Karma projelere ilgi artıyor
Son dönemde içinde karma projelerin olduğu konsepte sahip AVM’lere ilgi giderek artıyor. Çünkü aynı ortamda ofis, rezidans ve otel gibi fonksiyonların bulunması, proje sakinlerinin hayatlarını kolaylaştırmalarıyla öne çıkıyor. Aslında geçmiş yılların mahalle kültürünün modernize edilmiş, kullanışlı ve sıkıştırılmış modeli günümüzde karma projelerde yerini alıyor. Karma projelerde de projenin içinde küçük bir mahalle kültürünü yaşama, farklı fonksiyonlardan kısa sürede bir arada yararlanma avantajı sunulur.
AVM’ler gibi ticari mekanların tasarımı, aslında bir tür iletişim stratejisidir. AVM mimarisinde bölgesel mimariden esintiler olabilir. Tüketici, nasıl kendisiyle bütünleştirdiği markaları satın alma yolunu izliyorsa, aynı şekilde aidiyet hissettiği AVM’leri de daha fazla ziyaret ederek alışveriş yapmayı tercih ediyor.
Bir AVM’nin lokasyonu da kimliğinin oluşmasında önemli rol oynuyor. Merkezin mimarisi, mağaza karması, konsepti, pazarlama stratejisi, teması, o kimlik ve ruhun oluşmasında en önemli faktörler arasında sayılabilir.

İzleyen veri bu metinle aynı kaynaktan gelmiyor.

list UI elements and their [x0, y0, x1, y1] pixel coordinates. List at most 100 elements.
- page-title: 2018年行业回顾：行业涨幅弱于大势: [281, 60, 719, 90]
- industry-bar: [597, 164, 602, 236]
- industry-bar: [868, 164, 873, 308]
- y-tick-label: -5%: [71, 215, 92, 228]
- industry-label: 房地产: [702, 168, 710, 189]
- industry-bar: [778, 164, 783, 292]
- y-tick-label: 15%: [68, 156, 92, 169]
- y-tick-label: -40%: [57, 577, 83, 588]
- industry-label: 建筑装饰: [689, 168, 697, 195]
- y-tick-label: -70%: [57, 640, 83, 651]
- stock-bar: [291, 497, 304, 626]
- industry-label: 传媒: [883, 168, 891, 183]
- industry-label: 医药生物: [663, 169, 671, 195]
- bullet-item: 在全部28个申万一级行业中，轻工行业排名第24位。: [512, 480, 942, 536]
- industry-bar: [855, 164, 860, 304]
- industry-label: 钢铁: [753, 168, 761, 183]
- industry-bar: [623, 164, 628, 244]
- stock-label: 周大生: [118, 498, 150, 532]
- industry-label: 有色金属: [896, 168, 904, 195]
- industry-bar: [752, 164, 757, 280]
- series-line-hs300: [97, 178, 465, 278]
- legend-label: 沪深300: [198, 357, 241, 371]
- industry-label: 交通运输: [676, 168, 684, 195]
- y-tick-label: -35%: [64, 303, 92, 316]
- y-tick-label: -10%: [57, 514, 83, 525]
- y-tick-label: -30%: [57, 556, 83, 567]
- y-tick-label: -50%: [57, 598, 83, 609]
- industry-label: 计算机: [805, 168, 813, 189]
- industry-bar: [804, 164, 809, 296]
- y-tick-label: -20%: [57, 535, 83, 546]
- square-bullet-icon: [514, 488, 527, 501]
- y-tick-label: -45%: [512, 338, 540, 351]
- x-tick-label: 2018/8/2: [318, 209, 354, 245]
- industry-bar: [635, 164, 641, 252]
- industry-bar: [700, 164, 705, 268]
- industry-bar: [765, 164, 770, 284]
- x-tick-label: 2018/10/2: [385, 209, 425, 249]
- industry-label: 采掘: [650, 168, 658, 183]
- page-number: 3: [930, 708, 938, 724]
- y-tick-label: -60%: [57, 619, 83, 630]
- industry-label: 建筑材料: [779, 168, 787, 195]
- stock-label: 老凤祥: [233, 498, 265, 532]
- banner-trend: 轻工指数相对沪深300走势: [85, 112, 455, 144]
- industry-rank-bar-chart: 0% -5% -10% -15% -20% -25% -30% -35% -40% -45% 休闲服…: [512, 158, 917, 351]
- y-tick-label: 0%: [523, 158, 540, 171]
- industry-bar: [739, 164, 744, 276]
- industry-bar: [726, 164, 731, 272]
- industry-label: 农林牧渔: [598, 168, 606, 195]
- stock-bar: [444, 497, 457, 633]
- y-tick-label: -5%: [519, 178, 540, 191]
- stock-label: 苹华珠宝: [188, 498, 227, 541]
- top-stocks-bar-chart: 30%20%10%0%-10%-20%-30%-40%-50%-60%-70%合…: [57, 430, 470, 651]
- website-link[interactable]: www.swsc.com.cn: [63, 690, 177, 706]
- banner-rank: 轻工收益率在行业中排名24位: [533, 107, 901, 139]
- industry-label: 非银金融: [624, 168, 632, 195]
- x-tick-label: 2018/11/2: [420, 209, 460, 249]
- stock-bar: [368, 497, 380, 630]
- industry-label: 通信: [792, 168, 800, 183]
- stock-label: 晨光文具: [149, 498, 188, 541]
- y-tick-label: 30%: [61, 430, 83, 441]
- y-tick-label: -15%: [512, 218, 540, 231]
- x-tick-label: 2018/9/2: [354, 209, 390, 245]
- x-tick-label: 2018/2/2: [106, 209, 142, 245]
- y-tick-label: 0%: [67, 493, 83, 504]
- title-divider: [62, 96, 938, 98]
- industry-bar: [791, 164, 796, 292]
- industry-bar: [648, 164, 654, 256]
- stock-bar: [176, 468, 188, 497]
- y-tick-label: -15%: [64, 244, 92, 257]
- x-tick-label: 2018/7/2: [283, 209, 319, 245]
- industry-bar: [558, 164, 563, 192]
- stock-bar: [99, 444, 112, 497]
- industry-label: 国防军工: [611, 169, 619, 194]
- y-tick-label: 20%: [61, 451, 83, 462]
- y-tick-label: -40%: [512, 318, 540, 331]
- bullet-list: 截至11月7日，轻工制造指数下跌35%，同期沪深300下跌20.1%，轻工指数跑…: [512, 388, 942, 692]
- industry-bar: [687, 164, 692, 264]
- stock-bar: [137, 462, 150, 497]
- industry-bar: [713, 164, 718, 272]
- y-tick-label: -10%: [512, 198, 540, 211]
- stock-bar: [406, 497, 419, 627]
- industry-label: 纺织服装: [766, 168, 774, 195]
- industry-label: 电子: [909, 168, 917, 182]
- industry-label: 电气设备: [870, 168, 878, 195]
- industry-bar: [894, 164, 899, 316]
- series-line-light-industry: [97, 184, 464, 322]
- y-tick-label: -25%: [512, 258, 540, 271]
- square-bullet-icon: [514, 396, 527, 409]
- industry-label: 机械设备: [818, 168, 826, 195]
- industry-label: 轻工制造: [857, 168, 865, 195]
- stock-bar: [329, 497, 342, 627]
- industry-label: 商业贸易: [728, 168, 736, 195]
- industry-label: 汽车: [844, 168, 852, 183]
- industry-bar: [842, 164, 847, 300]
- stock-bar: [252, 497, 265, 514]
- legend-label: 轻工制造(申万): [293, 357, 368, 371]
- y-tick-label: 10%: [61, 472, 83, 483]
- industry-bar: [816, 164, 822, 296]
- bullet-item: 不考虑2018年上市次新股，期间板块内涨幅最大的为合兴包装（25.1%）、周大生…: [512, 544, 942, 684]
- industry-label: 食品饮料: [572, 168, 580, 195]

Alışveriş merkezinde sadece yönetimsel değil, mimari ve fonksiyonel farklılıklar yaratmak, projenin uzun vadedeki yaşam başarılarına, verimliliğine doğrudan katkı sağlar.
AVM tasarımlarında değişimi öngörebilmek önemli bir unsur
Günümüzde AVM’lerin alışveriş ihtiyacını karşılamaktan ziyade, yaşama dair pek çok aktivitenin karşılık bulacağı ve yenilerinin talep edileceği farklı işletmeler bütünü olarak biçimlenmesi gerekiyor. İnsanoğlunun en önemli gereksiniminin doğa ve doğallık olduğunu göz önünde bulundurursak, yapılaşma çoğaldıkça yeşil ihtiyacı da artıyor. Bu nedenle AVM tasarımlarında, daha fazla açık alana sahip, doğal yeşil alanların korunduğu ve artırıldığı, ortak kullanım alanlarının çeşitlendirildiği, enerji sarfiyatının yapısal özelliklerle gözetildiği, doğayı sadece koruyan değil, geliştiren mekanlar olarak tasarlanması asıl öncelikler arasında yer alıyor.
AVM tasarımlarında değişimi öngörebilmek önemli bir unsur. Kişilerin alışveriş ve sosyal yaşam aktivitelerindeki tercihleri AVM iç mekan projelerinde en önemli. Genç nüfusun popülasyondaki yüzdesinin ağırlıklı olduğu ülkelerde teknolojinin de yardımı ile sosyal ihtiyaçlar sürekli olarak değişiyor.Teknolojinin gelişimi ile birlikte, online alışveriş perakende sektörünün kaderini değiştirdi. AVM’lerin kurgusu da bu yeni etmene bağlı olarak yeni bir şekil aldı.